Consider a function `g(x)=f(x-2),AA x in R`, where `f(x)={{:((1)/(|x|),":",|x|ge1),(ax^(2)+b,":",|x|lt1):}`. If `g(x)` is continuous as well as differentiable for all x, then

To solve the problem, we need to ensure that the function \( g(x) = f(x-2) \) is continuous and differentiable for all \( x \in \mathbb{R} \).
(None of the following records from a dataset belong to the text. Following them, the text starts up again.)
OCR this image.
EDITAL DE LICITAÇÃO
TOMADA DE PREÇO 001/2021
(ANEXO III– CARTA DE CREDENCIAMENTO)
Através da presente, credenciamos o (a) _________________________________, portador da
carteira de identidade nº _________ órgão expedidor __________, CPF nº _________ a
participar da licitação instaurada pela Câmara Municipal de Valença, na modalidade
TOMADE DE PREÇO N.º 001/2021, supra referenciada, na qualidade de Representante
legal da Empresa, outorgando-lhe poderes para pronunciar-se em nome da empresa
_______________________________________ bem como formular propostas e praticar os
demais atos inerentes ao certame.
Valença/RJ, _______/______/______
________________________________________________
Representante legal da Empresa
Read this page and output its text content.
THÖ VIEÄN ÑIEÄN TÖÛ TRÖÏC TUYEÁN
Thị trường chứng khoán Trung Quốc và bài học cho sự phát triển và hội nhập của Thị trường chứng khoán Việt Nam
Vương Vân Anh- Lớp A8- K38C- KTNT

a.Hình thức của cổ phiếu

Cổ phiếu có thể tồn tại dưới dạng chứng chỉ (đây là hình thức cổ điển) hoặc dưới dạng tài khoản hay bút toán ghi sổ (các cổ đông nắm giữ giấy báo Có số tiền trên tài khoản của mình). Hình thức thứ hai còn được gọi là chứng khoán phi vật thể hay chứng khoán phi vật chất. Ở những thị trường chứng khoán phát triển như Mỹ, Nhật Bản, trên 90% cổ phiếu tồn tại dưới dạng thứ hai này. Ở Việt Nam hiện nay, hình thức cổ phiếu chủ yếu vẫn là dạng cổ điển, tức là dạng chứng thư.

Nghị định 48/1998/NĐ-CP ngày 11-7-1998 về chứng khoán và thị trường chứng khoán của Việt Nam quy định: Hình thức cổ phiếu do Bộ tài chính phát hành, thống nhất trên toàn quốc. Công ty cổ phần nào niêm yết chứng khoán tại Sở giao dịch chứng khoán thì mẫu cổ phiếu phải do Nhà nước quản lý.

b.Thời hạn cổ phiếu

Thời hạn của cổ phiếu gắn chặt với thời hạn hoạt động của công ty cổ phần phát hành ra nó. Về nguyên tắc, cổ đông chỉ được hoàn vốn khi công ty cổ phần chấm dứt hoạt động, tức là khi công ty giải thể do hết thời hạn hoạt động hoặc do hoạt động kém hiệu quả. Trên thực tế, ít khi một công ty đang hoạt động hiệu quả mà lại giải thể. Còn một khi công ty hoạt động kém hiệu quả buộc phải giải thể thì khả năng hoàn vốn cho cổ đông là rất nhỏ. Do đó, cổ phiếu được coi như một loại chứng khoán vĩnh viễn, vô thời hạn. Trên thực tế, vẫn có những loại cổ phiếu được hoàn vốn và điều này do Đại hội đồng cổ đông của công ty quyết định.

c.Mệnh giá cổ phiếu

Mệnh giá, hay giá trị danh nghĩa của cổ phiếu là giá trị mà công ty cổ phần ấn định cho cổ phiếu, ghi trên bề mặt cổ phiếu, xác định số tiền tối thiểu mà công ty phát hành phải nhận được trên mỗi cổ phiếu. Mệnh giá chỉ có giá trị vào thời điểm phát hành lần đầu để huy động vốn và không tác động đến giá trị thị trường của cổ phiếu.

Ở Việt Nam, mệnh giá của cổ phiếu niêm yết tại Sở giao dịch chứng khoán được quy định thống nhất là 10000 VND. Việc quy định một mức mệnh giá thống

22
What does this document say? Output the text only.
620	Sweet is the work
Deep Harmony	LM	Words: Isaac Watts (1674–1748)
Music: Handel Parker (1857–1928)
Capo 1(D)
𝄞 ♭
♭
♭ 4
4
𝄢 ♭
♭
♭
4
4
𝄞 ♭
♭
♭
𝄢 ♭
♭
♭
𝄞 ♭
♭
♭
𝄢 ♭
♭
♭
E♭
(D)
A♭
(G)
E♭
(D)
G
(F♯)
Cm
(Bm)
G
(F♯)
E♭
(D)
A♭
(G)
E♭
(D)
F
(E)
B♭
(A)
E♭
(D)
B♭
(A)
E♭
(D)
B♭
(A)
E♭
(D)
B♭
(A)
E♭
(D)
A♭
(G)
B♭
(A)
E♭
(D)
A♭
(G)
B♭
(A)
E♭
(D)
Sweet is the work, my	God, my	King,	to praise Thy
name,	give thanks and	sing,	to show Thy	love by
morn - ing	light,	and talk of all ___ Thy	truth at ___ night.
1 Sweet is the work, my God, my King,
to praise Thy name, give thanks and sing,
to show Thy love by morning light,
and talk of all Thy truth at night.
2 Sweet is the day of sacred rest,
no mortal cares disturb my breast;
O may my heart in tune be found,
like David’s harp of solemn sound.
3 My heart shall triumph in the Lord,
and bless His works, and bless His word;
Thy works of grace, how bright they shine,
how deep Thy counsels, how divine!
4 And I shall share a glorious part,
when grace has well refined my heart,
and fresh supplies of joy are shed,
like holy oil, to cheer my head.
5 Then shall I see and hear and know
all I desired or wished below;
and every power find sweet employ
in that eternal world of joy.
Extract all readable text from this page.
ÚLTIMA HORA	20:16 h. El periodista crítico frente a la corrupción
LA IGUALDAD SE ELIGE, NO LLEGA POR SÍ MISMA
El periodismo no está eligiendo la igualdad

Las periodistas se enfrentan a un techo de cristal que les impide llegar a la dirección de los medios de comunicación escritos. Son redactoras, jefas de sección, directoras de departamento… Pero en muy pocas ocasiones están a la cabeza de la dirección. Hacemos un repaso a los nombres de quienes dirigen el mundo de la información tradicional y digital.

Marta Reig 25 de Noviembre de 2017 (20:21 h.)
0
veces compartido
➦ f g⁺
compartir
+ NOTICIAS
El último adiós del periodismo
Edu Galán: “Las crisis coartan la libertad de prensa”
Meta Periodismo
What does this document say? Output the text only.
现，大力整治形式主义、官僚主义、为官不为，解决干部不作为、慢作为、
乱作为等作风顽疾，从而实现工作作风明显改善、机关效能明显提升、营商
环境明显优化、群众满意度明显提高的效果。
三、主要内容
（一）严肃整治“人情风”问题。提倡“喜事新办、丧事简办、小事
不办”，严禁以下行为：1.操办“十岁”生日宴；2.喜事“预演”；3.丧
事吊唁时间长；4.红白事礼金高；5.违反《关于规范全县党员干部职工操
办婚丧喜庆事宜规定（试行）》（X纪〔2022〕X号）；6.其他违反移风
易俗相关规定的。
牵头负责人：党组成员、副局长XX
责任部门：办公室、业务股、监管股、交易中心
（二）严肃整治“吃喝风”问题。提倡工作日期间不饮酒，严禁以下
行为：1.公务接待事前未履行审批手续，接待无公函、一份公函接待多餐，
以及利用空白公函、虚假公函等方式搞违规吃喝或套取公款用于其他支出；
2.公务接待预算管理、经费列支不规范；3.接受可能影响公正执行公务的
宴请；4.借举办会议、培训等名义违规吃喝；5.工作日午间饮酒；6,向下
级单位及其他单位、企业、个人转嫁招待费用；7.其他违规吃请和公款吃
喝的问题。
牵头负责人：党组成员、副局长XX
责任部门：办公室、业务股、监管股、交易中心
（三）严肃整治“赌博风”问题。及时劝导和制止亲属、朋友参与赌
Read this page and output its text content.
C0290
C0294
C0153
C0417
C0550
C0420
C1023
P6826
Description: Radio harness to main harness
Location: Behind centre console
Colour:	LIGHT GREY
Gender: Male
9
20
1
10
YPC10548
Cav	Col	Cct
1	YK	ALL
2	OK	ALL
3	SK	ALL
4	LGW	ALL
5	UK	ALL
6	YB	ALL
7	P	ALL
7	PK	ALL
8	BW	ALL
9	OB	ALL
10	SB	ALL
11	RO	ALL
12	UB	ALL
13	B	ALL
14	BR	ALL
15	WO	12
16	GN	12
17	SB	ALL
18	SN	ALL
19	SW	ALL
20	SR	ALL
The function \( f(x) \) is defined as follows: \[ f(x) = \begin{cases} \frac{1}{|x|} & \text{if } |x| \geq 1 \\ ax^2 + b & \text{if } |x| < 1 \end{cases} \] ### Step 1: Ensure Continuity at \( x = 1 \) Since \( g(x) \) is continuous for all \( x \), \( f(x) \) must also be continuous at the point where the definition changes, which is at \( x = 1 \). To ensure continuity at \( x = 1 \): \[ \lim_{x \to 1^-} f(x) = \lim_{x \to 1^+} f(x) \] Calculating the left-hand limit: \[ \lim_{x \to 1^-} f(x) = a(1^2) + b = a + b \] Calculating the right-hand limit: \[ \lim_{x \to 1^+} f(x) = \frac{1}{|1|} = 1 \] Setting these equal for continuity: \[ a + b = 1 \quad \text{(1)} \] ### Step 2: Ensure Differentiability at \( x = 1 \) Next, we need to ensure that \( f(x) \) is differentiable at \( x = 1 \). This requires that the left-hand derivative and right-hand derivative at \( x = 1 \) are equal. Calculating the left-hand derivative: \[ f'(1^-) = \lim_{h \to 0} \frac{f(1-h) - f(1)}{-h} \] For \( 1-h < 1 \): \[ f(1-h) = a(1-h)^2 + b = a(1 - 2h + h^2) + b = a - 2ah + ah^2 + b \] Thus, \[ f(1) = 1 \quad \text{(from the right-hand limit)} \] Now substituting into the derivative limit: \[ f'(1^-) = \lim_{h \to 0} \frac{(a - 2ah + ah^2 + b) - 1}{-h} = \lim_{h \to 0} \frac{(a + b - 1) - 2ah + ah^2}{-h} \] Using \( a + b = 1 \): \[ f'(1^-) = \lim_{h \to 0} \frac{-2ah + ah^2}{-h} = \lim_{h \to 0} (2a - ah) = 2a \] Calculating the right-hand derivative: \[ f'(1^+) = \lim_{h \to 0} \frac{f(1+h) - f(1)}{h} = \lim_{h \to 0} \frac{\frac{1}{|1+h|} - 1}{h} = \lim_{h \to 0} \frac{\frac{1 - |1+h|}{|1+h|}}{h} \] For small \( h \), \( |1+h| \approx 1 \): \[ f'(1^+) = \lim_{h \to 0} \frac{-h}{h} = -1 \] Setting the left-hand and right-hand derivatives equal: \[ 2a = -1 \quad \text{(2)} \] ### Step 3: Solve the Equations From equation (2): \[ a = -\frac{1}{2} \] Substituting \( a \) into equation (1): \[ -\frac{1}{2} + b = 1 \] \[ b = 1 + \frac{1}{2} = \frac{3}{2} \] ### Final Values Thus, the values of \( a \) and \( b \) are: \[ a = -\frac{1}{2}, \quad b = \frac{3}{2} \]